2. Ability for the company to borrow money - this can help avoid a scenario where you have to put up double or triple your initial investments. Also this means the business plan has been somewhat vetted by a 3rd party.
3. Business connections with those needed to be successful. This is probably the biggest thing the owners would be bringing to the table. Agents/potential agents are the most obvious, but you also need partners for advertising, mortgage lending and services such as home repair and lawn care.
4. Profitability before innovation. Even if the platform and app(s) are secondary making sure they don't drain the potential for profitability.
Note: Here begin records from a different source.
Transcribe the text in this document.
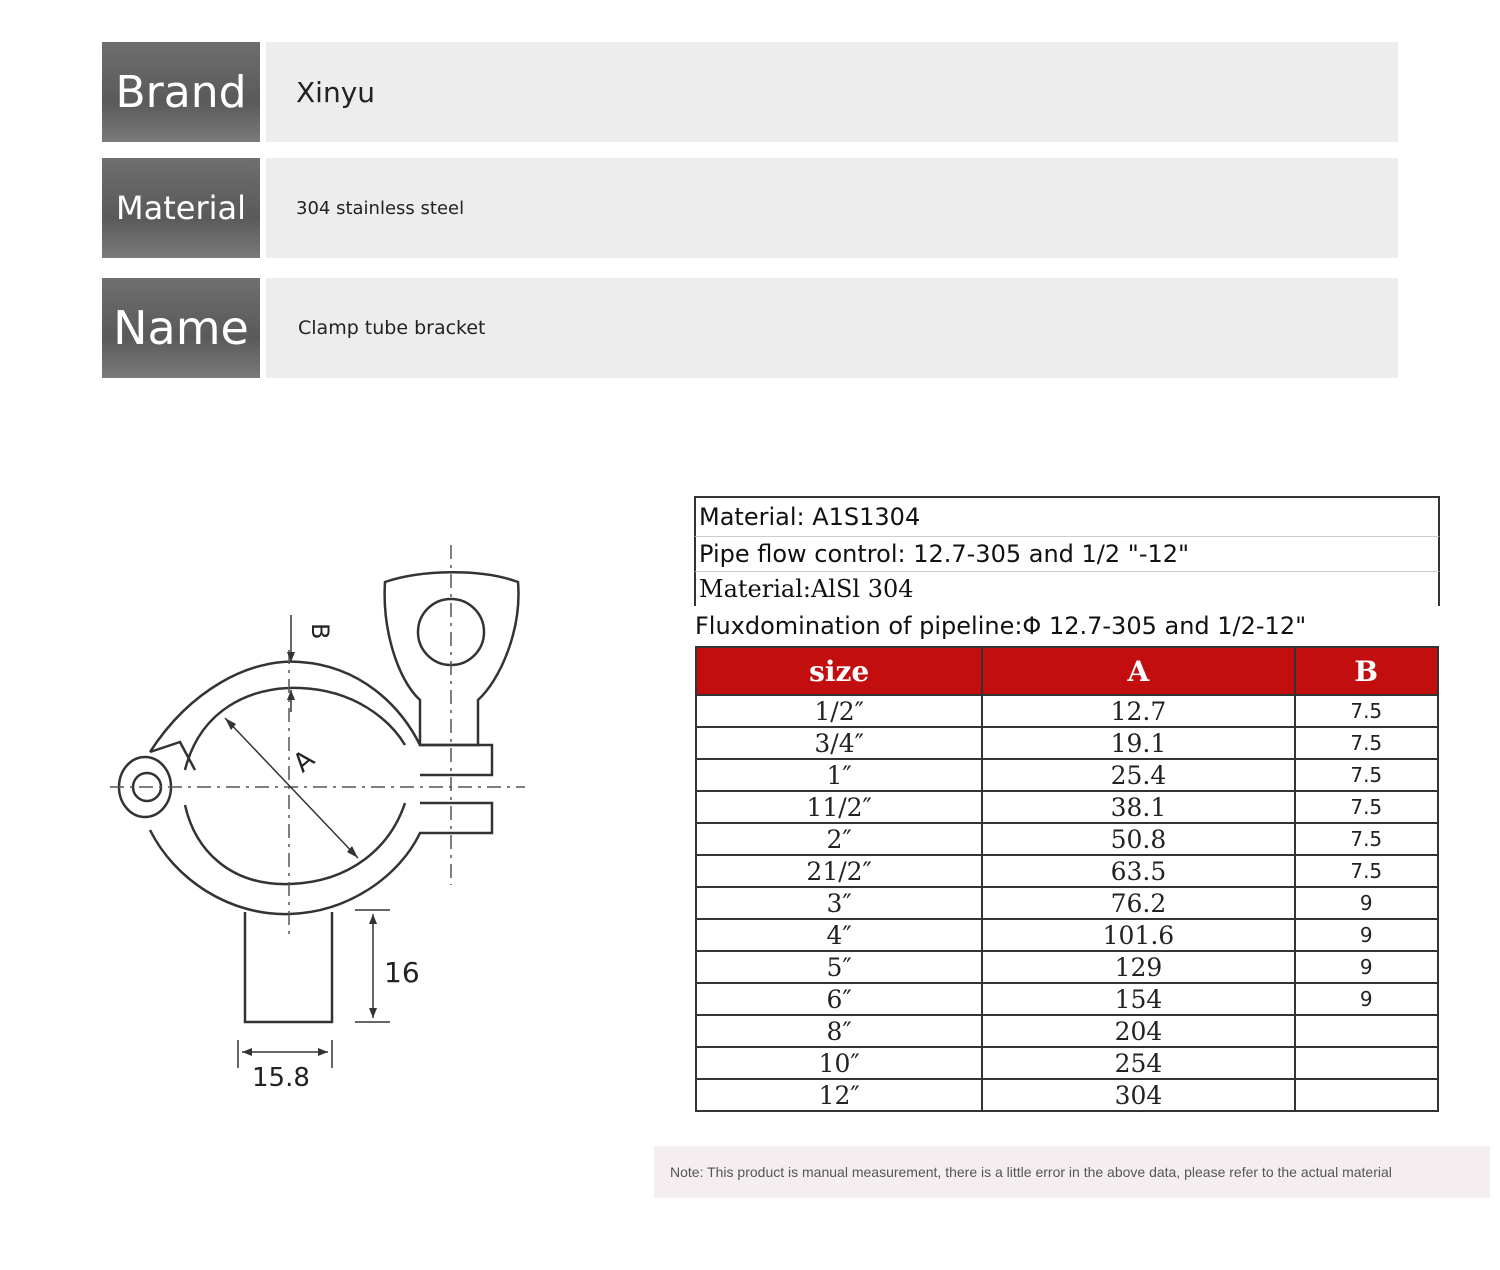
Brand	Xinyu
Material	304 stainless steel
Name	Clamp tube bracket
A
B
16
15.8
Material: A1S1304
Pipe flow control: 12.7-305 and 1/2 "-12"
Material:AlSl 304
Fluxdomination of pipeline:Φ 12.7-305 and 1/2-12"
size	A	B
1/2″	12.7	7.5
3/4″	19.1	7.5
1″	25.4	7.5
11/2″	38.1	7.5
2″	50.8	7.5
21/2″	63.5	7.5
3″	76.2	9
4″	101.6	9
5″	129	9
6″	154	9
8″	204	
10″	254	
12″	304	
Note: This product is manual measurement, there is a little error in the above data, please refer to the actual material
My approach would be to get the brokerage established and then start developing processes/technologies to beat the competition.
5. An acknowledgement of risks in the business model. Some of them their may not be anything the company can do, but they should at least have some reasonable estimate of their probability. Here is an example of a risk I see:
Getting new agents who start being successful and then leaving for other brokerages. It sounds like the focus will be on new agents which is fine. However what if the good one sees she is getting 20% of the sales in the office and the brokerage down the street is getting 10 times the business? It might not even take a better split for her to figure she is better off with 5 to 10% of the business there.
6. An exit strategy. Something that is fair for all parties. I would run it through everything from a debt of 1/2 of start-up costs to the business being worth 10 times the initial investments(or some very optimistic but possible multiple) 5 years down the.
Originally posted by Account Closed:
@Jesse T. the brokerage would be the main business.
@Peter John K I love the "Uber for Lawn Care" idea. I'd pay for that every week!
On second thought maybe partnering with Peter John K on Uber for Lawn Care would be a better use of funds for speculation :)
Looks like most of the opinions are on the side of "no thanks" and several with suggestions of more info is needed. I would say I have enough info to make a wise decision and that would be a firm no. I don't care how successful these two are and their concept is highly flawed. More important than all of that, most brokerages do not make money, in fact, they often lose money. Where they make money is having in house escrows and loan departments. Both of those are highly profitable while brokerages are not. Agents make the lions share of the profits in that industry and this specialization with millennials will not change that fact.
If you want to toss some money to see if it flys back at you, I would recommend you look elsewhere.